The general form of solutions for parameters of interfering Breit-Wigner resonances is found. The number of solutions is determined by the properties of roots of corresponding characteristic equation and does not exceed $2^{N-1}$, where $N$ is the number of resonances. For resonances of more complicated form, provided that their amplitudes satisfy certain conditions, for any $N\ge2$ multiple solutions also exist.

💡 Research Summary

The paper addresses a subtle but crucial problem that arises when several resonant states interfere in scattering or decay processes: the extraction of the underlying resonance parameters (mass, width, coupling strength, phase) from measured cross‑section data is not unique. Starting from the standard Breit‑Wigner (BW) description, the authors consider a superposition of N BW amplitudes, each characterized by a complex coupling (c_i e^{i\phi_i}) and a pole at (M_i - i\Gamma_i/2). The observable quantity is the modulus squared of the total amplitude, (\sigma(E)=|A(E)|^{2}), which is a highly non‑linear function of the parameters.

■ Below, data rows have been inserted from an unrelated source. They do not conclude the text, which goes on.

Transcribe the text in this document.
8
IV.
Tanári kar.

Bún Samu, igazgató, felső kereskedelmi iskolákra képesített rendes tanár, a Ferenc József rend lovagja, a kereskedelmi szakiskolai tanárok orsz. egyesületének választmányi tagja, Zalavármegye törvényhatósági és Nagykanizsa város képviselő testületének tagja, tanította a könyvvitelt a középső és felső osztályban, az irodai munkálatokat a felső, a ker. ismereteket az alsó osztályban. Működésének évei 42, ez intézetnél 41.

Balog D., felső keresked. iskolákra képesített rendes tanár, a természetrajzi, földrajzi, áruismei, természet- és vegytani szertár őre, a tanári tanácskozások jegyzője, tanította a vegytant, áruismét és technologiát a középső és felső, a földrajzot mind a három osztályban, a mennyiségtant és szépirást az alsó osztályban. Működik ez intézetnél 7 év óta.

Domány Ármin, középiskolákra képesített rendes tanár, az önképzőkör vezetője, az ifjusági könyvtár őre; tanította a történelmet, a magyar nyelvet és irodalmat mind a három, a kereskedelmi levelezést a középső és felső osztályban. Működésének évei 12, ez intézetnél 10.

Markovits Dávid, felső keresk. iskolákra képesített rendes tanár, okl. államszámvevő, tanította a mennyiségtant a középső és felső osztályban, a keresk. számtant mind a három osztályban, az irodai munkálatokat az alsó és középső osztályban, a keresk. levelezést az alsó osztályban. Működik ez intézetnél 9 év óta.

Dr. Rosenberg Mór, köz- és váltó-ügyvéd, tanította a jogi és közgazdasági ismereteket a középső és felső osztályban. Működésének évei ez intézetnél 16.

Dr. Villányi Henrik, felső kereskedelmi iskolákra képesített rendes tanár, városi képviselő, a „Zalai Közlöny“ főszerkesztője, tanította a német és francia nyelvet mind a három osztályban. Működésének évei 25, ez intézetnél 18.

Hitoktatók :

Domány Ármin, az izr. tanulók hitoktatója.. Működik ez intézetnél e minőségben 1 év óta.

By algebraically clearing denominators, the authors rewrite the squared amplitude as a ratio of two real‑valued polynomials in the energy variable (E). The numerator and denominator are constructed from the product of the amplitude with its complex conjugate, leading to a characteristic polynomial equation (F(z)=0) whose roots (z_k) encode the possible parameter sets that reproduce the same (\sigma(E)). The degree of this polynomial is (2N-2); consequently, there can be at most (2N-2) distinct roots. Each root gives rise to two possible choices of the complex couplings (essentially a sign ambiguity), so the total number of distinct solutions is bounded by (2^{k-1}), where (k) is the number of relevant roots (with (k\le N)). In the generic situation where all N resonances contribute independently, the maximal number of physically distinct parameter sets is therefore (2^{N-1}).

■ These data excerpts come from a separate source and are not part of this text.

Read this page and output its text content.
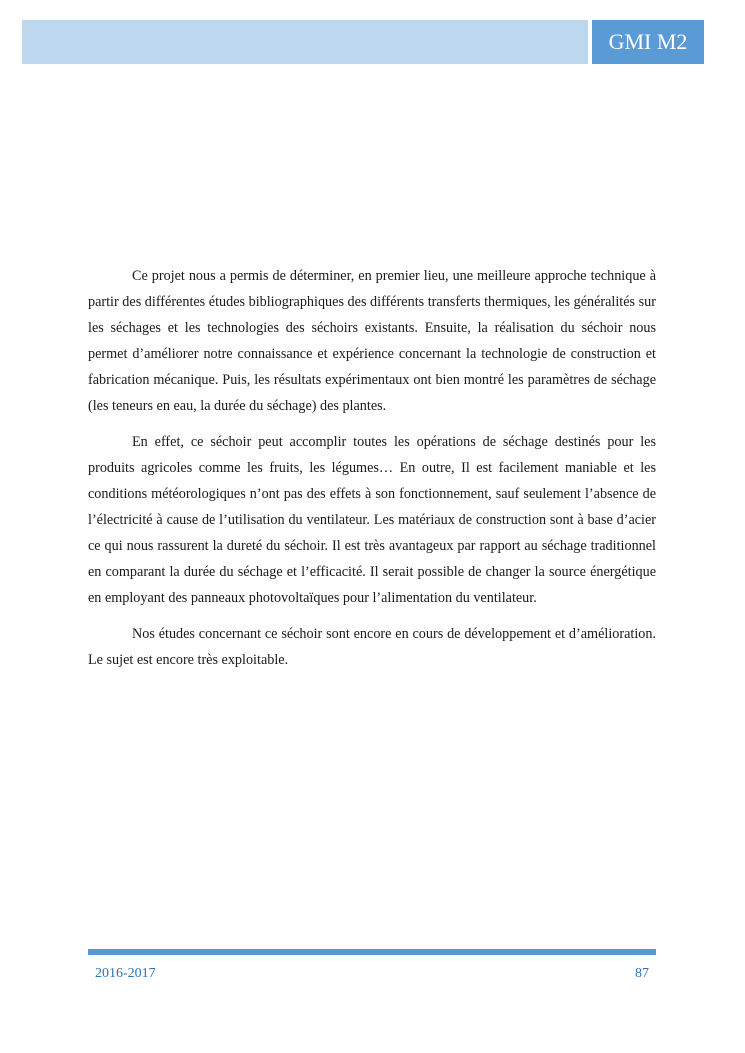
GMI M2

Ce projet nous a permis de déterminer, en premier lieu, une meilleure approche technique à partir des différentes études bibliographiques des différents transferts thermiques, les généralités sur les séchages et les technologies des séchoirs existants. Ensuite, la réalisation du séchoir nous permet d’améliorer notre connaissance et expérience concernant la technologie de construction et fabrication mécanique. Puis, les résultats expérimentaux ont bien montré les paramètres de séchage (les teneurs en eau, la durée du séchage) des plantes.

En effet, ce séchoir peut accomplir toutes les opérations de séchage destinés pour les produits agricoles comme les fruits, les légumes… En outre, Il est facilement maniable et les conditions météorologiques n’ont pas des effets à son fonctionnement, sauf seulement l’absence de l’électricité à cause de l’utilisation du ventilateur. Les matériaux de construction sont à base d’acier ce qui nous rassurent la dureté du séchoir. Il est très avantageux par rapport au séchage traditionnel en comparant la durée du séchage et l’efficacité. Il serait possible de changer la source énergétique en employant des panneaux photovoltaïques pour l’alimentation du ventilateur.

Nos études concernant ce séchoir sont encore en cours de développement et d’amélioration. Le sujet est encore très exploitable.

2016-2017	87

The analysis is then extended beyond the simple BW form. The authors consider more general resonant amplitudes that may have energy‑dependent widths, background terms, or coupled‑channel effects, provided the total amplitude can still be expressed as a linear combination of known complex functions (f_i(E)) with constant coefficients. Under this mild condition the same polynomial construction applies, and the same bound on the number of solutions holds. Hence, for any system with (N\ge2) interfering resonances that satisfy the stated linearity condition, multiple mathematically equivalent parameter sets inevitably exist.

From a practical standpoint, the paper warns that a standard chi‑square minimisation that starts from a single initial guess may converge to any one of these equivalent minima, potentially leading to ambiguous physical interpretations. To mitigate this, the authors recommend: (1) incorporating external constraints such as phase information from other channels, theoretical sum rules, or known symmetry relations; (2) employing global optimisation techniques (genetic algorithms, simulated annealing, Markov‑Chain Monte‑Carlo) with a broad set of initial conditions to map all minima; (3) using additional observables (angular distributions, polarization data) that are sensitive to the relative phases and can discriminate among the solutions.

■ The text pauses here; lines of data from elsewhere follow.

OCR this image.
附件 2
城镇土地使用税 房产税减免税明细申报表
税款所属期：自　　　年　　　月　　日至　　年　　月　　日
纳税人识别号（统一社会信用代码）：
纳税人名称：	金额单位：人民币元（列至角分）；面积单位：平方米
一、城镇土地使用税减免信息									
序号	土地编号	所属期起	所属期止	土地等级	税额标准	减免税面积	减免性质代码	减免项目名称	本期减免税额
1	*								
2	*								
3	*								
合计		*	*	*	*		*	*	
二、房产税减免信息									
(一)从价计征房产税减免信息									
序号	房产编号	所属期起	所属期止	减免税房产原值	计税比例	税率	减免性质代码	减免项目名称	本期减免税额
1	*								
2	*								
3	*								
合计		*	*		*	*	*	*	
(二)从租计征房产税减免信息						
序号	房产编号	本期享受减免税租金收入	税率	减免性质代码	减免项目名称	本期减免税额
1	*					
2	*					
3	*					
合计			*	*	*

In summary, the work provides a rigorous mathematical framework that quantifies the intrinsic ambiguity in extracting interfering resonance parameters. It demonstrates that the ambiguity is not an artifact of experimental noise or fitting algorithms but a direct consequence of the algebraic structure of the problem. The results have immediate implications for high‑precision analyses in particle and nuclear physics, where overlapping resonances are common, and they underscore the necessity of supplementing fits with independent physical constraints to obtain a unique and reliable set of resonance parameters.